Any of the above suppliers will supply not only the hive components, but also the protective gear you’ll need to work safely with stinging insects, the equipment to harvest, store, and bottle your honey, and the foods, medicines and devices you will use to protect your charges from pesticides and disease.
Finally, you will need the bees themselves. The easiest way to acquire them, as bizarre as this may sound, is simply to order them, by the pound no less, from a bee supplier. While it’s possible to get them in other ways, ordering and buying a “package” from your local supplier is by far the most common way for new beekeepers to break into the hobby. Most packages come with about 20,000 worker bees, one queen, and enough food to permit the bees to survive the journey from the supplier’s facility to your local distribution point. You can learn how to get packages of bees from your class instructor or your local beekeeping association.

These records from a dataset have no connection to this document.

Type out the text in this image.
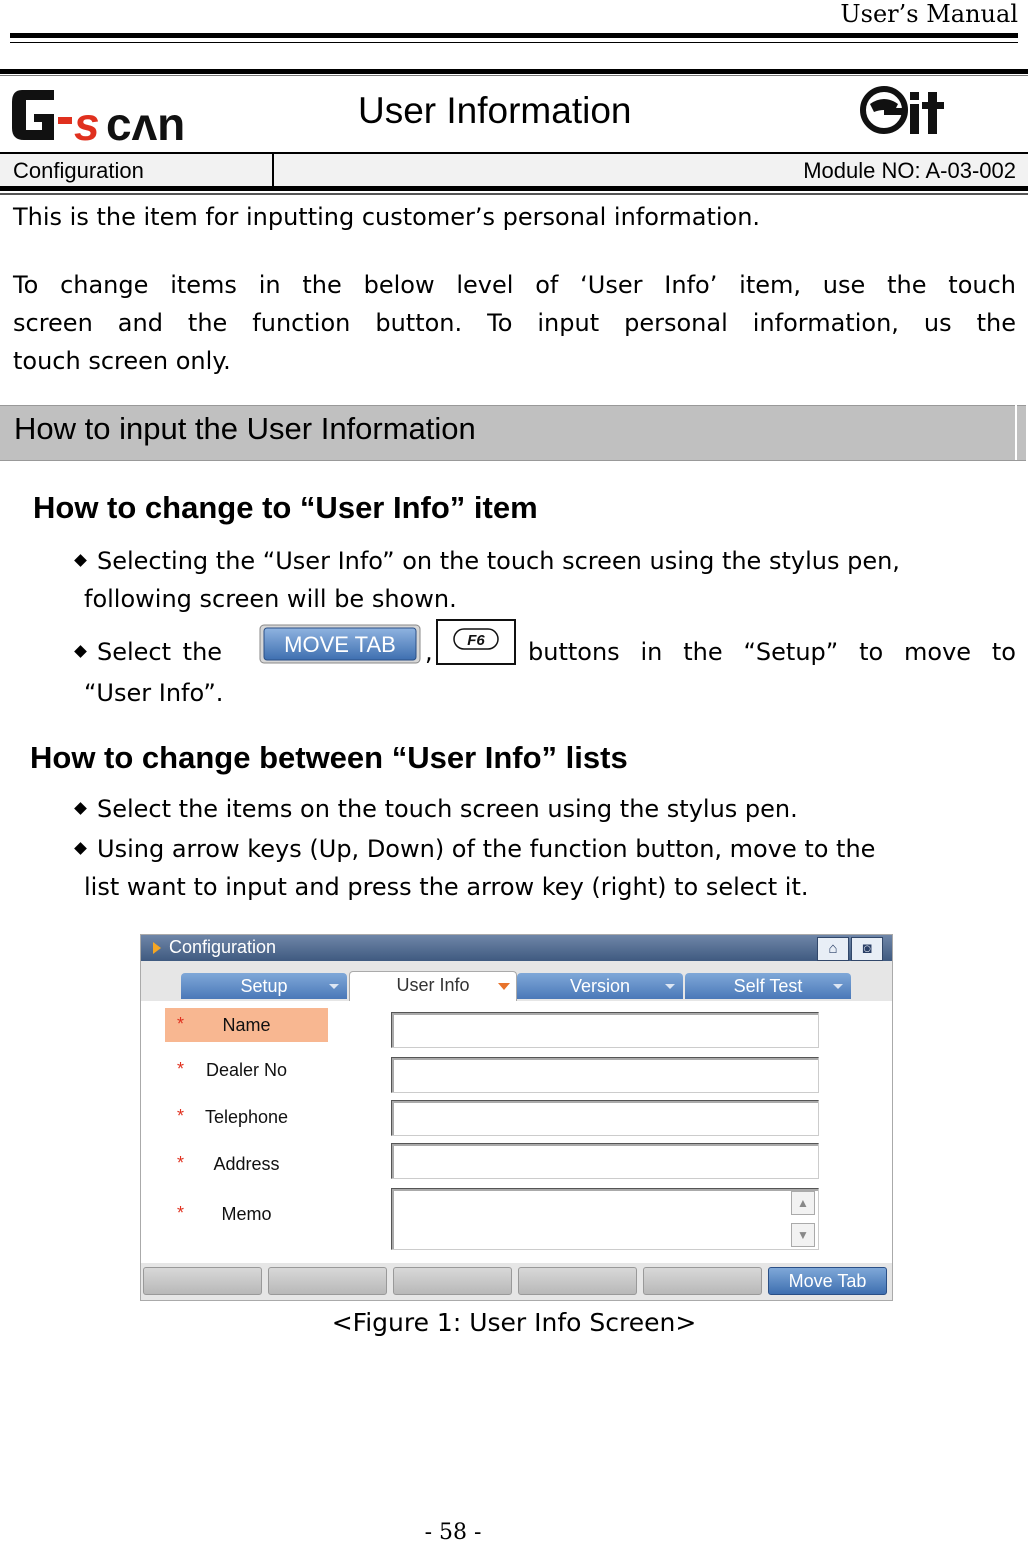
User’s Manual
s cʌn	User Information
Configuration	Module NO: A-03-002
This is the item for inputting customer’s personal information.
To change items in the below level of ‘User Info’ item, use the touch
screen and the function button. To input personal information, us the
touch screen only.
How to input the User Information
How to change to “User Info” item
Selecting the “User Info” on the touch screen using the stylus pen,
following screen will be shown.
Select the	MOVE TAB , F6 buttons in the “Setup” to move to
“User Info”.
How to change between “User Info” lists
Select the items on the touch screen using the stylus pen.
Using arrow keys (Up, Down) of the function button, move to the
list want to input and press the arrow key (right) to select it.
Configuration	⌂	◙
Setup	User Info	Version	Self Test
Name
*
Dealer No
*
Telephone
*
Address
*
Memo
*	▲
▼
Move Tab
<Figure 1: User Info Screen>
- 58 -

People have been hosts to colonies of honeybees since before the pyramids were erected. That’s a very long line of joyful, interesting, helpful, frustrated and committed people and you’re welcome to join it.
We walk a rocky, challenging, but ultimately satisfying road. Remember they are insects and sometimes they live, sometimes they die. Sometimes we know why, sometimes we realize we might have prevented a lost colony, and sometimes we never figure it out. But if you work at it, the successes are sweet and, in the long run, they eclipse the failures.